Cecil se inclinó para abrazar a su tía, sus ojos brillando de gratitud.
—Gracias, tía Mathilde. Por todo.
Mathilde asintió y, antes de marcharse, les dedicó una última sonrisa.
—Ahora vayan y disfruten de esta noche. Mañana será otro día, y estarán listos para lo que venga.
Cuando se cerró la puerta tras ellos, Adrien miró a Cecil con una expresión de pura adoración.

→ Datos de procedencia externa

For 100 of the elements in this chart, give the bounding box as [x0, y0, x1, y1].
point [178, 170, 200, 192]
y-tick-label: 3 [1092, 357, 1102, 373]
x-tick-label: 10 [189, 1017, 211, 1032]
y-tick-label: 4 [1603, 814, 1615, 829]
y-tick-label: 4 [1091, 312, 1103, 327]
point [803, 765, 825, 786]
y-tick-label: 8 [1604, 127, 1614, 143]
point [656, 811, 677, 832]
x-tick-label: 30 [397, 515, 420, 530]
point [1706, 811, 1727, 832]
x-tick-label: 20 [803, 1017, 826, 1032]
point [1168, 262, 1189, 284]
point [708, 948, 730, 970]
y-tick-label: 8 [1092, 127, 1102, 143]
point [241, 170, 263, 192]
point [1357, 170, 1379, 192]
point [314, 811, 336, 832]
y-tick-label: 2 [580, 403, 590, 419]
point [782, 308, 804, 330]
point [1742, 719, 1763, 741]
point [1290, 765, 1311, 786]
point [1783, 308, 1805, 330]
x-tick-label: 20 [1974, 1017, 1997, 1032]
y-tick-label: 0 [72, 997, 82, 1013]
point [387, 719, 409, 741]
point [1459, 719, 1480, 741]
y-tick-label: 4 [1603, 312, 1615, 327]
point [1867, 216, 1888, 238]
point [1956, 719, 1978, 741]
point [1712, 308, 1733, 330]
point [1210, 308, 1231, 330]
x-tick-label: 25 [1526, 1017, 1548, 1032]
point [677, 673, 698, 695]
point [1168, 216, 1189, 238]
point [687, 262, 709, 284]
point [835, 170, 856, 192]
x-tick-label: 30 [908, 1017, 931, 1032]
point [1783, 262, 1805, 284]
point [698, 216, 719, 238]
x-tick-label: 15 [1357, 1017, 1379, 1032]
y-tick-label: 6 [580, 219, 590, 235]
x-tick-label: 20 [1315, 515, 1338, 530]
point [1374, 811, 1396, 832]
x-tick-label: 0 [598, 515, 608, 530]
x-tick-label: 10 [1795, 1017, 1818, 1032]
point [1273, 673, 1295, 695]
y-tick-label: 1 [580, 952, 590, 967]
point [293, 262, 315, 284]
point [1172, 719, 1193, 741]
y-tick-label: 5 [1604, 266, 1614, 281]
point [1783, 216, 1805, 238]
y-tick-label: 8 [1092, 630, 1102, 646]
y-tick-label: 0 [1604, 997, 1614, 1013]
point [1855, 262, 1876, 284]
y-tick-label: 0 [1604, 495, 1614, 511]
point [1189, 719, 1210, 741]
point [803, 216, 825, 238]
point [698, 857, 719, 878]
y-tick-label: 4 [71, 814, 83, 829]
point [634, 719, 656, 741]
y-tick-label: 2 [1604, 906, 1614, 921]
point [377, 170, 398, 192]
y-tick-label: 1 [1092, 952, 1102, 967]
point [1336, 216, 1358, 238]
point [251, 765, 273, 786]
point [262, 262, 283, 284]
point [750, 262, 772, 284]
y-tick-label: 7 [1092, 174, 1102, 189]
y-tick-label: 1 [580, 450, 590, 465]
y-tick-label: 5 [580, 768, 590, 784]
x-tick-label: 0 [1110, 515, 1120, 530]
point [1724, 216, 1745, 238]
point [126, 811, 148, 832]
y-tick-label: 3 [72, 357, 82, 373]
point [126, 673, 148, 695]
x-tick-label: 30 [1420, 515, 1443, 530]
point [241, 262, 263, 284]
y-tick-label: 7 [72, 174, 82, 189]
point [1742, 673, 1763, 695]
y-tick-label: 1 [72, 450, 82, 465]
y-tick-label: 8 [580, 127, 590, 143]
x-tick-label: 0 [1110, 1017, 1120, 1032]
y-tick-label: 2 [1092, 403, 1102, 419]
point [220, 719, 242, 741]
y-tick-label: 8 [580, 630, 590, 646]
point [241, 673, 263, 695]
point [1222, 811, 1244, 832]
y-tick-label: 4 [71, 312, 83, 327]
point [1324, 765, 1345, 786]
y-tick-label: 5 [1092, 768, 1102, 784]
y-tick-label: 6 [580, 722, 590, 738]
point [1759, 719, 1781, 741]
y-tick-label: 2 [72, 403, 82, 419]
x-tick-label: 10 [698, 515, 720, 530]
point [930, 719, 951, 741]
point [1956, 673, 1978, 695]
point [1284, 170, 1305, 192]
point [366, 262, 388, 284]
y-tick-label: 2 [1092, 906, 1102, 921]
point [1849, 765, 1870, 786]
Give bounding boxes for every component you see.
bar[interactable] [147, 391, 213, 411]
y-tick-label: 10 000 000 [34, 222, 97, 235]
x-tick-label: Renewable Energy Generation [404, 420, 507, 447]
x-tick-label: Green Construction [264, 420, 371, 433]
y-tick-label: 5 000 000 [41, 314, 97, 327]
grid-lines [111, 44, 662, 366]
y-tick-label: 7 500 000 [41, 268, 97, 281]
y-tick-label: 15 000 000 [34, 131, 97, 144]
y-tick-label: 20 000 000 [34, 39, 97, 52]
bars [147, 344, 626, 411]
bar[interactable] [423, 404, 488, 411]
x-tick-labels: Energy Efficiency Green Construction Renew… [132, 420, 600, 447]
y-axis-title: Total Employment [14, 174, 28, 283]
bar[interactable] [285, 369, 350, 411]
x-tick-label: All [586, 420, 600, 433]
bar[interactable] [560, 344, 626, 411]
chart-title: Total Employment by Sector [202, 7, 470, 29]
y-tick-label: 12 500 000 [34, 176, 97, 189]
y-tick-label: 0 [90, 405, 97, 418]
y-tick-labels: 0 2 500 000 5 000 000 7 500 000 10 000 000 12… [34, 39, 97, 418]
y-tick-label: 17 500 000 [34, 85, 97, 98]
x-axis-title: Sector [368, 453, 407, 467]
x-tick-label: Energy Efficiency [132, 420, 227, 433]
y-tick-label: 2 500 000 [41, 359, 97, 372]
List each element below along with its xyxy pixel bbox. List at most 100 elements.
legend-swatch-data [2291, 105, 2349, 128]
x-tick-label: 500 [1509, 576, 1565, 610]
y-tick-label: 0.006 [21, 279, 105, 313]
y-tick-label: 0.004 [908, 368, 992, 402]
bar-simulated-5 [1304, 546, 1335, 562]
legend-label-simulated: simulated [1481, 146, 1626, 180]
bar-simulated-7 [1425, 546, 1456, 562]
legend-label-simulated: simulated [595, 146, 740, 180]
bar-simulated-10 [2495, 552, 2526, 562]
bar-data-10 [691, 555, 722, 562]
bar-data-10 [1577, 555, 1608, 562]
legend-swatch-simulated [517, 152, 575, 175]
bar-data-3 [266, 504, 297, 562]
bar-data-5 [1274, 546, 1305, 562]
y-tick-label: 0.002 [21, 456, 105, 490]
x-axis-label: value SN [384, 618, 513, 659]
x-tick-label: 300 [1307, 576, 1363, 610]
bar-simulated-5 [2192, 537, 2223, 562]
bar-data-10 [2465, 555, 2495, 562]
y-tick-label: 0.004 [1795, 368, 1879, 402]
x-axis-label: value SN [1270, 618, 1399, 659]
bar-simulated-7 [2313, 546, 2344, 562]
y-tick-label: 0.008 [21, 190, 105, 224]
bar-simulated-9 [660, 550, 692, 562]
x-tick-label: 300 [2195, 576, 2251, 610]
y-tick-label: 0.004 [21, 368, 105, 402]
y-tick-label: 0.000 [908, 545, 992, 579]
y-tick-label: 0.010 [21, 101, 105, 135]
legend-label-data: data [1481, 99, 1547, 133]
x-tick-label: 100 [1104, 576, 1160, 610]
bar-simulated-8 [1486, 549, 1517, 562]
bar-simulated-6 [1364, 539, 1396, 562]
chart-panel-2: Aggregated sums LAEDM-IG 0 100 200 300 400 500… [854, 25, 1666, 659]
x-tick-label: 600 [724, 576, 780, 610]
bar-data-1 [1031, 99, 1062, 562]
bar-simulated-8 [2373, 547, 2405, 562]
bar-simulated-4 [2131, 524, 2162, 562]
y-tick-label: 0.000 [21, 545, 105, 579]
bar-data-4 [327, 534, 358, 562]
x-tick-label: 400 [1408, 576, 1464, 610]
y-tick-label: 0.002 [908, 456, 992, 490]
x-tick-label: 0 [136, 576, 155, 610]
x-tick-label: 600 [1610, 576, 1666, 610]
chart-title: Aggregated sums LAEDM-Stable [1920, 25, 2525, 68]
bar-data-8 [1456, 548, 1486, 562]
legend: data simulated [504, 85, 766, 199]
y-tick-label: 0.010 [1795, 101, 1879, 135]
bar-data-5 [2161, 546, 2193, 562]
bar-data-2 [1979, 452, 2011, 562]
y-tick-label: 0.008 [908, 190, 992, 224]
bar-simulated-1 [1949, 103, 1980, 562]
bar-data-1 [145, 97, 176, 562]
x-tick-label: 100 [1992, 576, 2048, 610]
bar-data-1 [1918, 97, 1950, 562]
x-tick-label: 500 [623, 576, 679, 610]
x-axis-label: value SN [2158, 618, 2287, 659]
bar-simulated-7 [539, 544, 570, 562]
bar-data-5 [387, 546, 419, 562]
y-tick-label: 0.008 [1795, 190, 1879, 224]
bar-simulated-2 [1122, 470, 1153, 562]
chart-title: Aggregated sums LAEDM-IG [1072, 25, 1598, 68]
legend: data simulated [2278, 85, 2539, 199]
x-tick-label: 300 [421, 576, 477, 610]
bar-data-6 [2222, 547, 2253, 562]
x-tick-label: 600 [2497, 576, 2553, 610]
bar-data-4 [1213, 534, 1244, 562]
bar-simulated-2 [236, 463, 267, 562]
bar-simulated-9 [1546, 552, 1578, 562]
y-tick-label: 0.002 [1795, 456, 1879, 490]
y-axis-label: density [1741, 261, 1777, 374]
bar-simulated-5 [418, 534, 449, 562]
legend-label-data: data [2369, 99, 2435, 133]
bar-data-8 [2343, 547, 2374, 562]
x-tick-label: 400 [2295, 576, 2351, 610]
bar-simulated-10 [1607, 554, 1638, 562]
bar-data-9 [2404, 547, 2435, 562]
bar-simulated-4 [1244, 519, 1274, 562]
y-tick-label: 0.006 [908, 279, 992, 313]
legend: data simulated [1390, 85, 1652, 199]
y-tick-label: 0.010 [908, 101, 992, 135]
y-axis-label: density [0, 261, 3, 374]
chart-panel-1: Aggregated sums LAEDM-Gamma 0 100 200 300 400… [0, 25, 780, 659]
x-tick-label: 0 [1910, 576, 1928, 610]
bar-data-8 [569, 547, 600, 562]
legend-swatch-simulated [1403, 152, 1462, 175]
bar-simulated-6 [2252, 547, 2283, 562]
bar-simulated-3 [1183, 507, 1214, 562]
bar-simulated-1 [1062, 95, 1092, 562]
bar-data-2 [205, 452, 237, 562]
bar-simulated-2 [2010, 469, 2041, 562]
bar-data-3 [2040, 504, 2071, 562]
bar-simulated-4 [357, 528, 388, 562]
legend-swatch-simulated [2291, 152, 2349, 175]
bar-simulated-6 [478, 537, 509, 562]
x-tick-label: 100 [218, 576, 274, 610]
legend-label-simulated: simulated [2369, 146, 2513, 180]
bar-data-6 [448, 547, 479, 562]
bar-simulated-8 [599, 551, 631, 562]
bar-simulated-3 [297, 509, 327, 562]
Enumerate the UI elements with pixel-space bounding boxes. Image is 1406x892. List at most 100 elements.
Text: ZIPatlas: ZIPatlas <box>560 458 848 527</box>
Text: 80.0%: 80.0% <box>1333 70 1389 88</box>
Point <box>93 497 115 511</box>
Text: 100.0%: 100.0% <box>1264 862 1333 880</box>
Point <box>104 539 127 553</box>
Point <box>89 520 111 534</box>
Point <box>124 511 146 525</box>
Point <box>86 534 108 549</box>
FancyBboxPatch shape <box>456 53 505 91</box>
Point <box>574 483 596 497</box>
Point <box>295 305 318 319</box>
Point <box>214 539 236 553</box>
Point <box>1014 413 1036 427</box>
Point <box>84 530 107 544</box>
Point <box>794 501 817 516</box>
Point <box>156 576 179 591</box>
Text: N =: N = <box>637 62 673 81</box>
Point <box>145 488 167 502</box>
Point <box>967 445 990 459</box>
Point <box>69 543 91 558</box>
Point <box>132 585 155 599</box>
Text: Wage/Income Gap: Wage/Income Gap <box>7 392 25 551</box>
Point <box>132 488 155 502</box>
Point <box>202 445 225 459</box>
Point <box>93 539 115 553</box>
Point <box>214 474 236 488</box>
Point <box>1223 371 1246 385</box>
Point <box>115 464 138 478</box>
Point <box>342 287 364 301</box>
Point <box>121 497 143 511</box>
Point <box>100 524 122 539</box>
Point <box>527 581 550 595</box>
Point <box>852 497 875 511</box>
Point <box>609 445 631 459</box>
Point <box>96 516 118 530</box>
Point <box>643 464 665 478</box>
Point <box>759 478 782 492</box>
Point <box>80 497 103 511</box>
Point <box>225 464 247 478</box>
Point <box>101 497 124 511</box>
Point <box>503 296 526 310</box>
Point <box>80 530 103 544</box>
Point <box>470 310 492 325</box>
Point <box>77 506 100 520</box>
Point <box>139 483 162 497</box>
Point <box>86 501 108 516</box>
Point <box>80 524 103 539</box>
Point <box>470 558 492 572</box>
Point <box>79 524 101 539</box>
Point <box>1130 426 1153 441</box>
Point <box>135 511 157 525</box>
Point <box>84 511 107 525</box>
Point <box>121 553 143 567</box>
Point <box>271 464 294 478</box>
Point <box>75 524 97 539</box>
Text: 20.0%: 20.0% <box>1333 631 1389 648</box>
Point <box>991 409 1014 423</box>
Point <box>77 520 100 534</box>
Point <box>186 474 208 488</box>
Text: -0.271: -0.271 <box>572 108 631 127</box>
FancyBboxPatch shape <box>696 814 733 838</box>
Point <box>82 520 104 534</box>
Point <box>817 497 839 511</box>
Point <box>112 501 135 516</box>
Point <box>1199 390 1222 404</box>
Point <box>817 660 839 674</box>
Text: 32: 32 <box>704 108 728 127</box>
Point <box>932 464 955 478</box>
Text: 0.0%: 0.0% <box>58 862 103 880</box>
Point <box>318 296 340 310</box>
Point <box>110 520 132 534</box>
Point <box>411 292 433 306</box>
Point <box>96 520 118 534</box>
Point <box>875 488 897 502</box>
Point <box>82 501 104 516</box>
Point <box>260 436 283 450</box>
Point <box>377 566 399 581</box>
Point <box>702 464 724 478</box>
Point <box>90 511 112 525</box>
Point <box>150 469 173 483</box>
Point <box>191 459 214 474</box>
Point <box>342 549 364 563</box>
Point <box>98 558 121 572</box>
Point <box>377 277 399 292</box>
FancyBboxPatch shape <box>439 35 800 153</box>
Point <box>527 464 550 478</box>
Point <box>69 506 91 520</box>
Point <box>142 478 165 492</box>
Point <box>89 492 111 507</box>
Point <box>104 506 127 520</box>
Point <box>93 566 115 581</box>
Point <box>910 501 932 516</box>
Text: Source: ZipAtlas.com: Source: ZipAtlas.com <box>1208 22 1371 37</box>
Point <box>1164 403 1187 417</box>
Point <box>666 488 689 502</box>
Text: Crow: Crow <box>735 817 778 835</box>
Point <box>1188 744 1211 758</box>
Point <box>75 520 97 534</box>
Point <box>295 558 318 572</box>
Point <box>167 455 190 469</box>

—Nunca había tenido una familia que me apoyara así —dijo en voz baja, tomando la mano de Cecil—. Eres increíble, y ahora entiendo de dónde sacaste esa fortaleza.
Cecil sonrió, emocionada, y lo abrazó con fuerza.
—Y ahora somos una familia, Adrien. Pase lo que pase, estaremos juntos.
Mientras las velas en la habitación proyectaban una luz suave y cálida, los recién casados comenzaron su vida juntos con la certeza de que, aunque el camino no sería fácil, su amor sería suficiente para superar cualquier obstáculo. Y en el corazón de Mathilde, que observaba desde su ventana, había una paz que no sentía desde hacía años.